Seeing as it’s a program installed on your local system, it relies on the device’s processing power and resources. With larger datasets or complex operations, QuickBooks Desktop might utilize more local processing power compared to the online version.

QuickBooks Online, however, runs on Intuit’s servers. It’s a cloud-based platform, meaning it operates on a webpage. It has faster load times and quicker response rates, all while requiring minimal local processing power. Any laptop worth the name could run it with ease.

QuickBooks Online vs. QuickBooks Desktop: Which is best for you?

How do you like your accounting software? Slow, local, and comprehensive, or fast, modern, and so user-friendly it might as well create your account for you?

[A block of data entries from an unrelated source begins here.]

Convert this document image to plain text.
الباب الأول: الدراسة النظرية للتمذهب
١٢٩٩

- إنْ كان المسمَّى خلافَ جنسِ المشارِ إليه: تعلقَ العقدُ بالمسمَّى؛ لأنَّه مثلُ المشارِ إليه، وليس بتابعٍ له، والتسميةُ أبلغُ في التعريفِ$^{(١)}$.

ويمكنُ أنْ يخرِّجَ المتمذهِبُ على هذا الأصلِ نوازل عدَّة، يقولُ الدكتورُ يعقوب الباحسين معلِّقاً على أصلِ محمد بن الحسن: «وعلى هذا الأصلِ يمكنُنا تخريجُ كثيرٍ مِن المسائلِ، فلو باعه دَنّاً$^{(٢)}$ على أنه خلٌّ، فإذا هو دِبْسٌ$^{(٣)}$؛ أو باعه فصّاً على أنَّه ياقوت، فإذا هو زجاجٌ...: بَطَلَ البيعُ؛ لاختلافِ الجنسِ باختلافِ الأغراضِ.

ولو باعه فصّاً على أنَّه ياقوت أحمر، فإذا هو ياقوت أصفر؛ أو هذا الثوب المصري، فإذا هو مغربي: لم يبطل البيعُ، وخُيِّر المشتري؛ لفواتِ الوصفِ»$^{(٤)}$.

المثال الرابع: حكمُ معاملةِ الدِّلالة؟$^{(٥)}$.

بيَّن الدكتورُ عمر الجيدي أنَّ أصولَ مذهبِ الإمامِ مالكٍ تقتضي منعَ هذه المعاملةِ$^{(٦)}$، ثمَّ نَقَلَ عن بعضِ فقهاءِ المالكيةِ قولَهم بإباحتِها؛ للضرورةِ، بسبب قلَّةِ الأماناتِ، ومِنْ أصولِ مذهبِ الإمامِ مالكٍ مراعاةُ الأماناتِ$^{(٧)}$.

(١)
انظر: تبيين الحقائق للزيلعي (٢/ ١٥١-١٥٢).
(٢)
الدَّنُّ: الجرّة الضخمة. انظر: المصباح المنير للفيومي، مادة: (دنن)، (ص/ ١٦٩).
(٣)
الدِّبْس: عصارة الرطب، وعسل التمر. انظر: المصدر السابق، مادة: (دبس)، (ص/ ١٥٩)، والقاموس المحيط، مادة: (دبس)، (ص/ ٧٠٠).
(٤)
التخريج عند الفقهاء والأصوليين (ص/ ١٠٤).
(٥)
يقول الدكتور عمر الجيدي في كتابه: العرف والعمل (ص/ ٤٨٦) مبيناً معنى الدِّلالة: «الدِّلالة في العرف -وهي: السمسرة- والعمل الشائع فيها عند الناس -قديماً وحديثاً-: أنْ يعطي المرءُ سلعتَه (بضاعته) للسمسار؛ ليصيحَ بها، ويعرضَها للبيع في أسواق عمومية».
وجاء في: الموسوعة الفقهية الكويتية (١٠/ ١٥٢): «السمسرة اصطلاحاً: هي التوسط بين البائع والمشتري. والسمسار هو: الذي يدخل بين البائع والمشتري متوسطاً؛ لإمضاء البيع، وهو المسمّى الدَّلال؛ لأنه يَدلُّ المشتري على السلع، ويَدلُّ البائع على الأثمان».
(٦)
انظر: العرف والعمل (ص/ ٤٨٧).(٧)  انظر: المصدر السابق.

QuickBooks Online and QuickBooks Desktop share the same basic functionality of organizing your accounting processes and automating much of the manual data entry work. 

QuickBooks Online is simply easier to learn, provides a detailed onboarding process, and is very intuitive. For example, if your company relies heavily on remote collaboration and real-time updates, QuickBooks Online can be your centralizing platform with easy access for your HR department, accountants, and other team members. 

However, if your company has an in-house team that collaborates on the same workspace network, you might find QuickBooks Desktop a better option, especially if your operations would benefit from features like advanced pricing, barcode scanning, and batch invoicing.

You should also consider budget constraints before choosing, as QuickBooks Online provides more plans and more diverse pricing options, while QuickBooks Desktop can be more expensive. I want to confidently say that the difference in pricing is due to the considerable amount of features that QuickBooks Desktop offers, but I’m unsure if that’s the case. 

As you consider whether QuickBooks Desktop vs. QuickBooks Online is better for your accounting needs, keep in mind that QuickBooks Online is the more recent, up-to-date, and constantly evolving product. 

QuickBooks Online vs. Desktop FAQ

Just in case you’re the kind of person who skips through “The Karate Kid” just to watch the final fight, here are the match highlights.

What is QuickBooks?

QuickBooks is a suite of accounting software developed and marketed by Intuit, designed for small and medium-sized businesses to handle their financial management and automate accounting operations. It provides features that cater to invoicing, expense tracking, payroll management, and tax preparation.

Should I switch from QuickBooks Online to QuickBooks Desktop?

Probably not, unless your business absolutely needs advanced inventory management features, barcode scanning, or assembly builds. Chances are your team will be happier sticking with QuickBooks Online. Not only is it the newer tool, but it also seems to be the focus in terms of update frequency, development, and marketing.

Which is better for small businesses?

Both QuickBooks Online and QuickBooks Desktop are designed to handle small business’s bandwidth and needs. Strictly based on ease of use and basic functionality, QuickBooks Online is an easier-to-adopt option that can handle small business accounting needs well.

Why do accountants not like QuickBooks Online?

Some accountants dislike QuickBooks Online’s limited functionality, limited report customization, and dependency on the internet.

Is QuickBooks Online easier to use than QuickBooks Desktop?

QuickBooks Online is much more user-friendly and tutorial-heavy. It has less of a learning curve than QuickBooks Desktop and comes with a much more simplified dashboard that’s easy to navigate. 

I find myself leaning toward the futuristic solution, which makes QuickBooks Online my preferred choice of accounting software (my Ralph Macchio). Plus, it’s the only one that integrates with Zapier, enabling you to seamlessly link your accounting management to the rest of your business’s tools.